Les retombées cycliques de gouttes en souffrance brisaient avec échos l’agonie du silence…

*Des gouttes ? Mais d’où qu’elles sortent ce saloperies de gouttes ?*

Ivanov se leva. La nuit enveloppait de ténèbres les lieux et le feu en fin de vie n’indiquait sa présence que par deux braises encore rougeoyantes. Mais désormais, il n’en avait que faire, il voyait presque aussi bien qu’un elfe dans la nuit.
Il se leva donc et observa d’où provenait le bruit suspect. Là, par ce trou où d’ailleurs la fumée s’échappait, des gouttes tombaient, ruisselant contre la paroi, allant former une mare au sol.


*Et merde, il va falloir que j’éponge tout ça.*

Mais pour l’instant, il avait plus important à faire : il fallait qu’il fasse cesser la fuite dans le toit de la caverne. A regrets, il se résigna à sortir de sa taverne.
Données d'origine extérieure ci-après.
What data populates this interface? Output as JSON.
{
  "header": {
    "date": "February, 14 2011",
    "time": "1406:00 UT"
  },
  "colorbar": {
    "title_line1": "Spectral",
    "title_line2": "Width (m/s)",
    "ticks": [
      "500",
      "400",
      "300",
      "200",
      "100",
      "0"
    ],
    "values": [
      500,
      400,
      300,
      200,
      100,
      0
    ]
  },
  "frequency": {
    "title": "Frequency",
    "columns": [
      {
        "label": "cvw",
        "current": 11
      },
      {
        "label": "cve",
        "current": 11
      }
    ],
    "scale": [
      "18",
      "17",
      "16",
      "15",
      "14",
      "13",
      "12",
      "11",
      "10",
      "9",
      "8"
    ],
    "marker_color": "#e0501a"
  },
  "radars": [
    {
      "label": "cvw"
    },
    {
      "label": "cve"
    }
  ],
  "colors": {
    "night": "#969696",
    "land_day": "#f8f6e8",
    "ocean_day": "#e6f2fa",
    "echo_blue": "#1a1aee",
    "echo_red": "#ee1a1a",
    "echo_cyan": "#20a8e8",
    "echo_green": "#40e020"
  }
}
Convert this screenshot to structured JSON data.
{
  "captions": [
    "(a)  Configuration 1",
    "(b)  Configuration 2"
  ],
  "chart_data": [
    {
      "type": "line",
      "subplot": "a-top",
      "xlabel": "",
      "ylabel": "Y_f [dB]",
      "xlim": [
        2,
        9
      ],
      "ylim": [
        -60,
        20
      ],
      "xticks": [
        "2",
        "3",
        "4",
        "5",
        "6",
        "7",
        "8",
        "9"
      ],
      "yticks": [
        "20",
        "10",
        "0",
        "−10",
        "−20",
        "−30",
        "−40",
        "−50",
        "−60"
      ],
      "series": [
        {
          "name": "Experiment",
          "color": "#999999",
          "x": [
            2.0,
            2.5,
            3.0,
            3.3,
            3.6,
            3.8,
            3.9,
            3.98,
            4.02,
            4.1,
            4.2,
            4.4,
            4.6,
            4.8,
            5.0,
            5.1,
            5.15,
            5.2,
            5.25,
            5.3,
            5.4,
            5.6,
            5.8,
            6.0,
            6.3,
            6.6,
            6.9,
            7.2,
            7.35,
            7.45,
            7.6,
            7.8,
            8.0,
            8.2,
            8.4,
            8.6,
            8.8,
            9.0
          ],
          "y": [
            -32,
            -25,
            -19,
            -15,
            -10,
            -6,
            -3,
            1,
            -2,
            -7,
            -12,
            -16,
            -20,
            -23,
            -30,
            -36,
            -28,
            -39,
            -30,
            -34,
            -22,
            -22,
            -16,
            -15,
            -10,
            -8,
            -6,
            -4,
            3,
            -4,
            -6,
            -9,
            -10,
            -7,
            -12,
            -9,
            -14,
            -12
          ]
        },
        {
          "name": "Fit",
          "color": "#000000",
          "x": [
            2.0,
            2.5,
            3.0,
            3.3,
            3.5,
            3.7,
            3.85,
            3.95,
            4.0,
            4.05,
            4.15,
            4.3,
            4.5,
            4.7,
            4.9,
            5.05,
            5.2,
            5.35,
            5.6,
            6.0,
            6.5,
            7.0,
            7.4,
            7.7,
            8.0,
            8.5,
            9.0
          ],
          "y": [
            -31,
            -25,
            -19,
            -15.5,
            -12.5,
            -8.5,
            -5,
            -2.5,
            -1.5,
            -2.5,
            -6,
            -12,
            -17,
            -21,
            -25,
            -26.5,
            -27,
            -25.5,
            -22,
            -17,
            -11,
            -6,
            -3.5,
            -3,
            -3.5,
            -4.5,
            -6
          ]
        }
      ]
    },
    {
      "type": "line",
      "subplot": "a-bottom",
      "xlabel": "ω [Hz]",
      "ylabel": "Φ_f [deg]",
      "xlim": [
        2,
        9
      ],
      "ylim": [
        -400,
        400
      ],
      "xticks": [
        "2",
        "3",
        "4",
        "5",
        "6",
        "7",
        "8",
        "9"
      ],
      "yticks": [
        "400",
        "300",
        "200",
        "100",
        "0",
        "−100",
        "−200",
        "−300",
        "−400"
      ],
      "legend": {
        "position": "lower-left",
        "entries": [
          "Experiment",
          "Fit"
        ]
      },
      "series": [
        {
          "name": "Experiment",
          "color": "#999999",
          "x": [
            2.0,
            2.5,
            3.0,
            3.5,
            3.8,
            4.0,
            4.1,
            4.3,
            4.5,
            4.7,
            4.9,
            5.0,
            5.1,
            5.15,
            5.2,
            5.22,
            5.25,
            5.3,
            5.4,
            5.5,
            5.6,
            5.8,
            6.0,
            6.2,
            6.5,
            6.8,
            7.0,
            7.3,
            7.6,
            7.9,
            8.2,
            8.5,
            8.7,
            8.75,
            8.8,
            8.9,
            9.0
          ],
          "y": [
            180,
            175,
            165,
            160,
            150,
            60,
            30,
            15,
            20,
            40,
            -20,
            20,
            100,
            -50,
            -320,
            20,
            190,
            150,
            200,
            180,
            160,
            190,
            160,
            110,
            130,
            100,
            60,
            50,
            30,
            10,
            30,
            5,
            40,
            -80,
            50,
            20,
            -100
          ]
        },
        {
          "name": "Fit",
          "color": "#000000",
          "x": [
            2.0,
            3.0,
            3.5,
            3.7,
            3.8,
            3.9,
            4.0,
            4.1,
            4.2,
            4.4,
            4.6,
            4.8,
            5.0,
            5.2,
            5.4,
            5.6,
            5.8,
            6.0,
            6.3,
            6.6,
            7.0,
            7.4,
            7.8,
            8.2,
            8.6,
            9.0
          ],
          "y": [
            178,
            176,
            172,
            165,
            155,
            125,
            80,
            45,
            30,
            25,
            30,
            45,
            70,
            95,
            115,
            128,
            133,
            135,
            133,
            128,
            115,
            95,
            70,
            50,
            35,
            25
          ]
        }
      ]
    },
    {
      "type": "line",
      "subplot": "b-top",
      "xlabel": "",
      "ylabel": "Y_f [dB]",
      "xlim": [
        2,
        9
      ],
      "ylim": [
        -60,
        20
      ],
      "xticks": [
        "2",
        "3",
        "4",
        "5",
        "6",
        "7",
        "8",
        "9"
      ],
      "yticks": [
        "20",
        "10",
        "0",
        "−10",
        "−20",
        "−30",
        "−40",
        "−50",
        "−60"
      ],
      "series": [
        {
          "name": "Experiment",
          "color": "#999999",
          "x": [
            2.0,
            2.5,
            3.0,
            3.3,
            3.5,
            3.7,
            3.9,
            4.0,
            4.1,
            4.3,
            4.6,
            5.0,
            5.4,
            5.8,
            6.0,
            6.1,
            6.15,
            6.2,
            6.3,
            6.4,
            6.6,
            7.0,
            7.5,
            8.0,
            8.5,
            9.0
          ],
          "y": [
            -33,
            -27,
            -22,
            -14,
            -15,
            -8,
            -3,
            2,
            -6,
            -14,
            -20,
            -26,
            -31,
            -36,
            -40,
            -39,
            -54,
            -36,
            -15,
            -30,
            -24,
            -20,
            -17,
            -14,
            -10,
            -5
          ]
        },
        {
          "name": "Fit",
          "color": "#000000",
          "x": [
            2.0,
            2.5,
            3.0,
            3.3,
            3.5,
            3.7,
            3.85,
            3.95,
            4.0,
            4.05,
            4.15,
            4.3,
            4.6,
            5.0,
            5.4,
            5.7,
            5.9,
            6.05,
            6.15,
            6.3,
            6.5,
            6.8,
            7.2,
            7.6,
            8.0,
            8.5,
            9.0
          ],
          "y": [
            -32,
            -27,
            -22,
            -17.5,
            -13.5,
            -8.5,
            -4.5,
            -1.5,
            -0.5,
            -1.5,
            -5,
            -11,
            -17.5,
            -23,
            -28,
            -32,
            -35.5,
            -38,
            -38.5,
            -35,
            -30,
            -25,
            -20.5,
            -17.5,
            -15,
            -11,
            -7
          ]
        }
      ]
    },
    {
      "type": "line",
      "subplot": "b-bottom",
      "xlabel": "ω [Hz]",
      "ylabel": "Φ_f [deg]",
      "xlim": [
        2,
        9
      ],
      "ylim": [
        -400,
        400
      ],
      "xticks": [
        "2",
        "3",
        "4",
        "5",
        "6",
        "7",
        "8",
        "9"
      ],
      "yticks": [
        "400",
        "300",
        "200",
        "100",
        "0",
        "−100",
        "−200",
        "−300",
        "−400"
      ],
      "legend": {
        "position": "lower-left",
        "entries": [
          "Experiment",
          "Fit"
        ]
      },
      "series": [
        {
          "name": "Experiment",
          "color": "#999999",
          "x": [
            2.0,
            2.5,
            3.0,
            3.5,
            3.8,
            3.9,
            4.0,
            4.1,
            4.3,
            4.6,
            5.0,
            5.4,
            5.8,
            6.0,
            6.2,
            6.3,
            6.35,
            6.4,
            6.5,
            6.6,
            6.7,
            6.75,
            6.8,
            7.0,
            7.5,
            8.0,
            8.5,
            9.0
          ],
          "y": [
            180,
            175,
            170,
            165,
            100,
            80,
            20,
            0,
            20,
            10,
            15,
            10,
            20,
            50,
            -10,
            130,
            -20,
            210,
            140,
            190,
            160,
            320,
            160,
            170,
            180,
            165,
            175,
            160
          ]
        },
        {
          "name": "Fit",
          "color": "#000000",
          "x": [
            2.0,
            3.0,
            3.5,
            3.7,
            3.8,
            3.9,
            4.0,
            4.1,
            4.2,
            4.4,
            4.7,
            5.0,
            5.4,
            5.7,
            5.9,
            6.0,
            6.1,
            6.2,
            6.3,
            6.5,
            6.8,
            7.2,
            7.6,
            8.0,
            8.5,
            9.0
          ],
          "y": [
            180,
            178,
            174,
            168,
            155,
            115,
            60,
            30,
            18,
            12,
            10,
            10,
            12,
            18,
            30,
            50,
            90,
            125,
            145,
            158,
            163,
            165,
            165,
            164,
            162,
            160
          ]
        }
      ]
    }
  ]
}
Dehors, la tempête faisait rage. Le vent soufflait, tordant les arbres et autres végétaux dans une position incongrue. Les éclairs fusaient dans le ciel noir, éclairant la terre d’une pâle lueur blanchâtre les montagnes. Le tonnerre grondait, faisait trembler le sol, ébranlant de ses vibrations les bâtiments les plus solides. La pluie, féroce et soutenue, martelait incessamment le sol, gorgeant les torrents et faisant fondre la glace qui les bouchait. Plus en haut, il devait très certainement neiger terriblement.
Il devait être cinq heures et à l’est, on ne voyait pas la moindre lueur révélant une aube future. Tout était noir. Ténébreux. Pourtant, Ivanov contemplait paisiblement le paysage chaotique en nuances de verts sombres (non, ce n’est pas la vision des gobelins mais une approximation de la nyctalopie elfique due à son passage de niveau).
Curieusement, les gouttes poussées par le vent jusqu’à l’entrée de la caverne ne semblaient pas toucher le vampire. On avait l’impression qu’elles s’évaporaient avant le contact de l’être du mal.
Ivanov constata cela avec amusement et surtout, il se souvient de son maître : il commençait à acquérir ses capacités.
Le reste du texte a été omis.